Consequently, we decided to use a free tissue graft and selected a free omental graft. Reconstruction of radiation-induced tissue necrosis using muscle flaps [7,8,9,10] and the omentum has been reported [7,8,9, 11,12,13,14]. Owing to the biological properties of the omentum, Van Geel et al. [13] have discussed the utility of omental grafts for chest wall defects caused by radiation damage. Moreover, other reports have supported the utility of omental grafts in the closure of bronchopleural fistulas following surgery for lung cancer [15, 16]. In terms of the sealing of air leaks from bronchial stumps, the use of various autologous tissues, such as pericardial fat pads, the pleura, and the diaphragm, besides suturing [17], has been reported. For the treatment of bronchopleural fistulas caused by lung cancer surgery, fungal infections, or tuberculosis, O’Neill et al. [4] have reported the efficacy of endobronchial balloon occlusion and selective endobronchial intubation, while Watanabe et al. [18] have reported the use of endoscopical plugging and closing of the bronchial tube with a silicone stopper (Endoscopic Watanabe Spigot). Although we have no experience of plugging bronchial stumps using a specialized device, these methods may guarantee the closure of bronchial stumps.

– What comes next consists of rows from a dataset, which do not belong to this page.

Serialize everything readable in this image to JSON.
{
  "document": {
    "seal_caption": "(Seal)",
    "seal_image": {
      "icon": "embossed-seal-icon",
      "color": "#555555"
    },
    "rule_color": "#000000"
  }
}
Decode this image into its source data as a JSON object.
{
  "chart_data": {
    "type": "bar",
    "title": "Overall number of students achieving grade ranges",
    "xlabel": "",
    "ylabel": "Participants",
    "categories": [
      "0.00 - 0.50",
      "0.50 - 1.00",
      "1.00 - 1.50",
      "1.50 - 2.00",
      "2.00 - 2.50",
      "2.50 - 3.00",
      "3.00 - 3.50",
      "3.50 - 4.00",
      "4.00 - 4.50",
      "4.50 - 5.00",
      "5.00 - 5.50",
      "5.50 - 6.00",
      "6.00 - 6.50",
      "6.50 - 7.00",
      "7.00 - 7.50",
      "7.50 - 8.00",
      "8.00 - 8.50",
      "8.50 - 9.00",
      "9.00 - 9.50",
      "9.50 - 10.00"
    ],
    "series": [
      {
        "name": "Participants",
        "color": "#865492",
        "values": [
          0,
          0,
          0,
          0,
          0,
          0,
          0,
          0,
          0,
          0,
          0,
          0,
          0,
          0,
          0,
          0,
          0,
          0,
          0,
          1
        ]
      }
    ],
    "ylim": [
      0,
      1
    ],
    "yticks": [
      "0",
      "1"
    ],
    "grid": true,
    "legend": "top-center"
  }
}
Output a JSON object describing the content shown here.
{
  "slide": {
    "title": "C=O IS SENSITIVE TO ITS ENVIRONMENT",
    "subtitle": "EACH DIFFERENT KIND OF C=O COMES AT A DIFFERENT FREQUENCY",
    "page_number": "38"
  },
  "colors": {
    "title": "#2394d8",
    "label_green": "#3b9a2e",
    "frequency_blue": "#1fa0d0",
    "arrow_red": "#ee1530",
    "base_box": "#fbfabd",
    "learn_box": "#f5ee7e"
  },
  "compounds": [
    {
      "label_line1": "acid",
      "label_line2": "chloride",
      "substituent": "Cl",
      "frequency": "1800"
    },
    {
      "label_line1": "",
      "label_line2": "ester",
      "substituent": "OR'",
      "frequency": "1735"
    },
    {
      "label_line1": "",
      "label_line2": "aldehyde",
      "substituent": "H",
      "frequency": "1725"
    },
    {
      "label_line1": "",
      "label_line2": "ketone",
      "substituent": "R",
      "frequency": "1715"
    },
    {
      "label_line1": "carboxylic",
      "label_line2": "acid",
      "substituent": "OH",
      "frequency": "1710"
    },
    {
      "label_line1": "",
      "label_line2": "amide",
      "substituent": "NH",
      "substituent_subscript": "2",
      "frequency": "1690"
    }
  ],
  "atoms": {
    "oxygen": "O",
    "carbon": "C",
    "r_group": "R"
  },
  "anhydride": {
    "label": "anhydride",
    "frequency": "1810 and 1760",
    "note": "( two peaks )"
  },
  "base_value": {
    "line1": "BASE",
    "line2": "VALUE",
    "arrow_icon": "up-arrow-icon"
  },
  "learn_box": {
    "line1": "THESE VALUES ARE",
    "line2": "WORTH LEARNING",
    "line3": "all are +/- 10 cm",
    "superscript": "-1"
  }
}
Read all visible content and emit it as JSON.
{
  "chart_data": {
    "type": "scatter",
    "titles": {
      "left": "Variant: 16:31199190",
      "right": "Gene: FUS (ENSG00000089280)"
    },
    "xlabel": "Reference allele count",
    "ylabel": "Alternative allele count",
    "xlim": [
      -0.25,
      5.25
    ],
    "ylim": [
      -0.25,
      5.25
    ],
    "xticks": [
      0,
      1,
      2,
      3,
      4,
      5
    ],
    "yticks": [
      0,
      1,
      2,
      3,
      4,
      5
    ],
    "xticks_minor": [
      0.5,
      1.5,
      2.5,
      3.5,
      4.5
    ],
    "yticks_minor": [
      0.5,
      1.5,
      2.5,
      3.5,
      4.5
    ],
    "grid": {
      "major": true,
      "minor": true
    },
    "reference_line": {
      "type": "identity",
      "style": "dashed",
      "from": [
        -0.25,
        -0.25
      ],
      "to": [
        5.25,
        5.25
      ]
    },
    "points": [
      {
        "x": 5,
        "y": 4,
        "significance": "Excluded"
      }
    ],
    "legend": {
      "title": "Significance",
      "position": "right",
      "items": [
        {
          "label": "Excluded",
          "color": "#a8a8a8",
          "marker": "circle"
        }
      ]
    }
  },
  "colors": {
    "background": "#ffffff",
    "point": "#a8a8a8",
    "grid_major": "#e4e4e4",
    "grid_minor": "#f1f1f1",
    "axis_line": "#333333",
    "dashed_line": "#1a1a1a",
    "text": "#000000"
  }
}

In the present case, however, when reconstructive surgery was planned, an emphysematous infection, which can lead to the development of pneumonia, sepsis, and potential death, could have occurred in case the closure of the bronchial stump had failed. Despite the development of emphysema in our case, she did not develop any infection, and her emphysema resolved 3 years after surgery.

Various conceivable treatment options exist for the reconstruction of pulmonary cutaneous and bronchocutaneous fistulas caused by radiation damage, including free tissue grafts and endoscopic bronchial occlusion. However, these approaches are rarely reported, and the most reliable method thus remains unclear. In the present case, positive outcomes obtained using the combination of omental and skin grafts highlight the effectiveness of this approach. Furthermore, spontaneous healing can be expected for emphysema within the omentum.